C'est donc en s'appuyant sur les gouvernements anti-populaires et
souvent dictatoriaux des pays d'origine que l'on nous propose de
stopper l'immigration. Déjà soumis à une
surveillance policière à l'arrivée, les
candidats à l'immigration auraient ainsi à subir une
surveillance policière au départ. Là encore
l'accord avec le PS est complet.
3/
Haro contre le regroupement familial
« Certains
utilisent les conditions actuelles pour rassembler sans contrôle
sous un même toit un nombre élevé d'adultes et
d'enfants en dissimulant une immigration familiale »,
cette déclaration rejoint les multiples déclarations
visant à supprimer ou à limiter le droit de vivre en
famille.
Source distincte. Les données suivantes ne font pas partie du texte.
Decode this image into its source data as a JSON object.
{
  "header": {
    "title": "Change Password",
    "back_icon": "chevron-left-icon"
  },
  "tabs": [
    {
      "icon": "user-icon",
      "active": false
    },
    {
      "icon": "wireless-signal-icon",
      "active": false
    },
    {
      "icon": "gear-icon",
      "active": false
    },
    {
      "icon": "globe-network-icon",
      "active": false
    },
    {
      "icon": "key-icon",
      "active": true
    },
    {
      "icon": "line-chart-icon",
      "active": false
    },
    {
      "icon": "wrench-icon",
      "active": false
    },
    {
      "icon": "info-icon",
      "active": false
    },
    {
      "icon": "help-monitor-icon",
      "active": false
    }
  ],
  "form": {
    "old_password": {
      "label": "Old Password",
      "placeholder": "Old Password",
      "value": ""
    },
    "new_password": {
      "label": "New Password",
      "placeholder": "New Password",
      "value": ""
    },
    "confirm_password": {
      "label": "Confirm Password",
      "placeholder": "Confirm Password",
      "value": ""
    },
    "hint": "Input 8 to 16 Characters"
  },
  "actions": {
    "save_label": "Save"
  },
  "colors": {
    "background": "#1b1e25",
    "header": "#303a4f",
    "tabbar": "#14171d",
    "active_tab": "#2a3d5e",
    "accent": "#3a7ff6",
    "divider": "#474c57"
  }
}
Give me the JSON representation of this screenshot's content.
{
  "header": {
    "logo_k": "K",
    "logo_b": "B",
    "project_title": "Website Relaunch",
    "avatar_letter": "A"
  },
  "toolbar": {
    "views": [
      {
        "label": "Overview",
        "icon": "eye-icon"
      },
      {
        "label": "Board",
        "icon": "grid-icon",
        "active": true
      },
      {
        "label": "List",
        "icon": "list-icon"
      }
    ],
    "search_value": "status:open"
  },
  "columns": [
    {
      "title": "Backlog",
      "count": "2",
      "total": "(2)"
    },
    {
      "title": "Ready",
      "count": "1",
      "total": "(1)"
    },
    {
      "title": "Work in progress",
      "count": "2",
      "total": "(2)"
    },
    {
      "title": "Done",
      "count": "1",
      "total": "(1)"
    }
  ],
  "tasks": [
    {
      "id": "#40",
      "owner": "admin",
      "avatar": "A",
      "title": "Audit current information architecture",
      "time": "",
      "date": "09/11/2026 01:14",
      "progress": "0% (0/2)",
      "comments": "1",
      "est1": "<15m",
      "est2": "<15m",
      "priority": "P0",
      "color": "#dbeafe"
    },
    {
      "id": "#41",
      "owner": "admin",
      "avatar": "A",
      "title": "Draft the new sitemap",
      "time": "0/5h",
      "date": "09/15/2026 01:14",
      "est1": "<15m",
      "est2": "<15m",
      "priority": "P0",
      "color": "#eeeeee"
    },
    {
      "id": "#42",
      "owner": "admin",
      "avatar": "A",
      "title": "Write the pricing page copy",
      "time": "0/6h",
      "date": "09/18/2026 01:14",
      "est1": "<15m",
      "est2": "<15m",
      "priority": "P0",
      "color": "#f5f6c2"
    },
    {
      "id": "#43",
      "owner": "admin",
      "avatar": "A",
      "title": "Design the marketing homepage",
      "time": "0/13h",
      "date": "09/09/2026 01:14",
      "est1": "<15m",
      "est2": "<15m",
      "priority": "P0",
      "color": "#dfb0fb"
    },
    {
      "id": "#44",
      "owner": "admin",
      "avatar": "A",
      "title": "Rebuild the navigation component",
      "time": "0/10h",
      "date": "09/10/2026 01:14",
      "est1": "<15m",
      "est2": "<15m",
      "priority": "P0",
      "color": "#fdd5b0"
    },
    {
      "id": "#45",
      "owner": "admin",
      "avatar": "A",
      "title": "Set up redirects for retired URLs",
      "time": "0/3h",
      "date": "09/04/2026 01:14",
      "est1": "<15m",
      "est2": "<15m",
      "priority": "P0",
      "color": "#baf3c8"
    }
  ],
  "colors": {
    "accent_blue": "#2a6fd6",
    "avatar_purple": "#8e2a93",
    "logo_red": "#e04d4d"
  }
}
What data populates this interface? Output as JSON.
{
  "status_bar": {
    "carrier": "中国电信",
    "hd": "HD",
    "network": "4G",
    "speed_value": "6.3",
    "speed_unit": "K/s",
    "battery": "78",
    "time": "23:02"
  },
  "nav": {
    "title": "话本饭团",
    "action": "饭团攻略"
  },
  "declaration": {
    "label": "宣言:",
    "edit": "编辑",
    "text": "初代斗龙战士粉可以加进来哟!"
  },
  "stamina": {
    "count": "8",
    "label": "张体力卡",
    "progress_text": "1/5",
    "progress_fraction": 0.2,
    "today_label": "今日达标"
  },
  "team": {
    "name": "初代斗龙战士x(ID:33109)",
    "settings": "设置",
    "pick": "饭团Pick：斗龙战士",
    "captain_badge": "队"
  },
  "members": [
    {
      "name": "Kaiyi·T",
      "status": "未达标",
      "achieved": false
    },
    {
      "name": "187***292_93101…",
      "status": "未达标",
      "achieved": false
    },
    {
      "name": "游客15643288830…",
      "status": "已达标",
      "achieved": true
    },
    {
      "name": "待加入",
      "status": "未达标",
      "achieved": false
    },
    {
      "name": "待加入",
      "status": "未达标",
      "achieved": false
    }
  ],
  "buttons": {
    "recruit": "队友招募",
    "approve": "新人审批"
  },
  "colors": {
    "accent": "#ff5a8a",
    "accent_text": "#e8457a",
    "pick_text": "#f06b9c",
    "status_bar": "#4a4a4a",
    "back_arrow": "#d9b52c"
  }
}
Que ces propos soient présents dans une déclaration
nationale du PCF doit sérieusement nous inquiéter,
compte tenu du fait que les conditions actuelles faites aux immigrés
désirant faire venir leurs familles sont déjà
scandaleusement restrictives. Nous ne prendrons qu'un exemple: la loi
de Georgina Dufoix (1984) déterminant les conditions pour
obtenir le droit au regroupement familial fixe des conditions
d'espace et de confort du logement tellement strictes que plus de la
moitié des ménages ouvriers français devraient
être séparés si les mêmes conditions de
logement leur étaient appliqués. Non content de ne pas
dénoncer les conditions trop strictes actuelles du
regroupement familial comme il devrait le faire en tant que parti
communiste, la direction du PCF réclame une sévérité
plus grande.
4/
Les « problèmes urbains »
Le
ton de la déclaration se fait ici ouvertement raciste: « le
respect de la tranquillité des gens, des traditions et du mode
de vie français, puisque nous sommes en France, des droits et
des devoirs de la vie en commun est une exigence qui s'impose à
tous et ne souffre d'aucune exception ». Sans exagérer
Jean Marie Le Pen aurait pu dire la même chose.
Arrêtons
là cette autopsie d'une déclaration qui constitue une
responsabilité grave de la direction du PCF et tentons de
saisir les conséquences d'une telle analyse.
Le
racisme divise la classe ouvrière et l'affaiblit
Le
racisme anti-immigré dans les pays capitalistes a toujours été
une arme de division de la classe ouvrière. Il aboutit à
opposer des hommes et des femmes que leur intérêt de
classe réunit et soude en un même combat pour abattre le
système capitaliste. C'est le rôle des communistes et de
leur parti que de combattre les points de vues racistes et de
regrouper ensemble dans les mêmes organisations Français
et immigrés. Des déclarations opportunistes comme
celles du Comité Central éloignent du parti nos frères
et sœurs de classe immigrés, qui devraient y voir toute
leur place. Elles aboutissent au fait que beaucoup de personnes
issues de l'immigration et désormais de nationalité
française, ne votent plus communiste. L'opportunisme a
également pour effet d'endormir la classe ouvrière
française en orientant sa colère sur l'immigration au
lieu de l'amener à un combat pour la destruction du système
capitaliste. Une telle politique liquide l'indispensable unité
de classe. Nous devons exiger du comité central qu'il
l'abandonne et la critique. Les communistes doivent à
l'inverse de la déclaration du comité central
réaffirmer leur position de classe. Ce n'est pas en suivant
les idées fausses, même si celles-ci sont implantées
dans la classe ouvrière, que notre classe et notre parti
renforceront leurs positions. Nous devons au contraire des positions
bourgeoises et de principes, « ouvrir les yeux »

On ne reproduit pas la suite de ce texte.